A questo proposito scoprii quanto siano in mala fede e nell'ignoranza quegli storici che dicono di scrivere aneddoti o storie segrete, che rivelano chi ha spedito al creatore tanti sovrani col veleno, che ti fanno assistere ai colloqui di re e primi ministri svoltisi senza testimoni, che ti aprono sotto gli occhi le casseforti e i cuori degli ambasciatori senza poi indovinarne una! Inoltre scoprii le vere cause di tanti grandiosi eventi che hanno sbalordito il mondo: come una puttana sa manovrare il sottoscala, il sottoscala un'assemblea, un'assemblea un intero senato. Un generale mi confessò candidamente di aver vinto una battaglia campale grazie alla viltà e agli errori madornali; un ammiraglio mi assicurò di aver sbaragliato il nemico al quale, per mancanza di comunicazioni, voleva vendere la flotta; tre Sovrani mi assicurarono di non aver mai scelto una persona per i suoi meriti, se non per sbaglio o per tradimento di alcuni ministri nei quali avevano riposto fiducia, e aggiunsero che, se fossero tornati a vivere, avrebbero fatto lo stesso perché, come mi dimostrarono, un trono reale non si regge se non sulla corruzione, mentre il carattere serio, sobrio e aperto del virtuoso è una palla al piede per gli affari di stato.
A questo punto mi venne la curiosità di sapere in quale modo e con quali metodi tanta gente si era procurata alte onorificenze e grosse fortune. Limitai la mia indagine ai tempi moderni, anche se non ai giorni nostri, perché non avevo intenzione di offendere nessuno, stranieri compresi (spero infatti di non dover ricordare al lettore che in nessun senso alludo alla mia patria con questo esempio). Furono evocate moltissime persone che si trovavano nella condizione sopra accennata e fu sufficiente un esame superficiale per delinearci scene di una tale infamia, che ogni volta che le ricordo mi riempiono di tristezza: spergiuro, prevaricazione, seduzione, frode, ruffianeria e simili erano le arti più pulite alle quali confessarono di essere ricorsi e verso le quali dimostrai una certa comprensione. Ma quando diversi ammisero di dovere poteri e ricchezze alla sodomia e all'incesto, altri alla prostituzione alla quale avevano costretto mogli e figlie, altri al tradimento del loro sovrano e della patria, altri ancora al veleno, e i più alla corruzione della giustizia a danno di innocenti, spero di essere perdonato se tutte queste rivelazioni raffreddarono in me quella profonda venerazione che ho istintivamente per le persone importanti, verso la cui dignità noi inferiori dobbiamo il massimo rispetto.

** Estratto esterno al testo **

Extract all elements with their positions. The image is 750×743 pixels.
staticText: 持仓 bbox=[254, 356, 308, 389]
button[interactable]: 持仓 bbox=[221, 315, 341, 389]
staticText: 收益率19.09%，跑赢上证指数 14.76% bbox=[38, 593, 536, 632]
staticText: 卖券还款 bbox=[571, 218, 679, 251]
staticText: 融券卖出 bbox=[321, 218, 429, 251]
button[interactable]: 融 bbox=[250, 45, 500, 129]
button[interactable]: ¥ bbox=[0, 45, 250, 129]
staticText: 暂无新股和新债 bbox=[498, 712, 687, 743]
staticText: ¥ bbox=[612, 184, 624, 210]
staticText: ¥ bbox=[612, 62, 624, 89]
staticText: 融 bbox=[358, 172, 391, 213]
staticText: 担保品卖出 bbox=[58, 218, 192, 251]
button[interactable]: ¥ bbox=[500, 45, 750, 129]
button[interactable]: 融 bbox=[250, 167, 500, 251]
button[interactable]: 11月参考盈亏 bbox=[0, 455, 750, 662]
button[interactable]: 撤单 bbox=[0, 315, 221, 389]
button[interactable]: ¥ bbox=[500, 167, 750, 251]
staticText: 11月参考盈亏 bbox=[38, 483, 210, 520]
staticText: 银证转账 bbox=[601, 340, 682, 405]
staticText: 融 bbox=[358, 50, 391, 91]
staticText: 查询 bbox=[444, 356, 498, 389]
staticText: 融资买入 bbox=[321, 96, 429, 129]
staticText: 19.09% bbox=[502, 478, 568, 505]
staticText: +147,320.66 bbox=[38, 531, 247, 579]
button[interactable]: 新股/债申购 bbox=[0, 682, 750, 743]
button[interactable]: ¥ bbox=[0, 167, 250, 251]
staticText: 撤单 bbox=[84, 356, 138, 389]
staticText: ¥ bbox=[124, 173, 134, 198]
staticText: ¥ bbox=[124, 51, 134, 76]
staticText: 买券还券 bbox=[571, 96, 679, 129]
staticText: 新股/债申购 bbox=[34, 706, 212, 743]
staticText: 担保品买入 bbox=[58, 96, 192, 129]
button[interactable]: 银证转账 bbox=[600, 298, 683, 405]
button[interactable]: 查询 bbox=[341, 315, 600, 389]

Avevo sentito parlare spesso di grandi servigi resi a stati e a sovrani e quindi espressi il desiderio di vedere alcune di queste persone, ma mi fu risposto che di costoro si era persa ogni memoria ad esclusione di pochi che la storia ci ha tramandato come ribaldi e traditori. Quanto agli altri, non ne avevo mai sentito parlare: me li vidi davanti con sguardi tristissimi, e poveri in canna; moltissimi anzi mi riferirono di essere morti in disgrazia e in miseria, e quelli che rimanevano di avere sputato l'anima sul patibolo o appesi alla forca.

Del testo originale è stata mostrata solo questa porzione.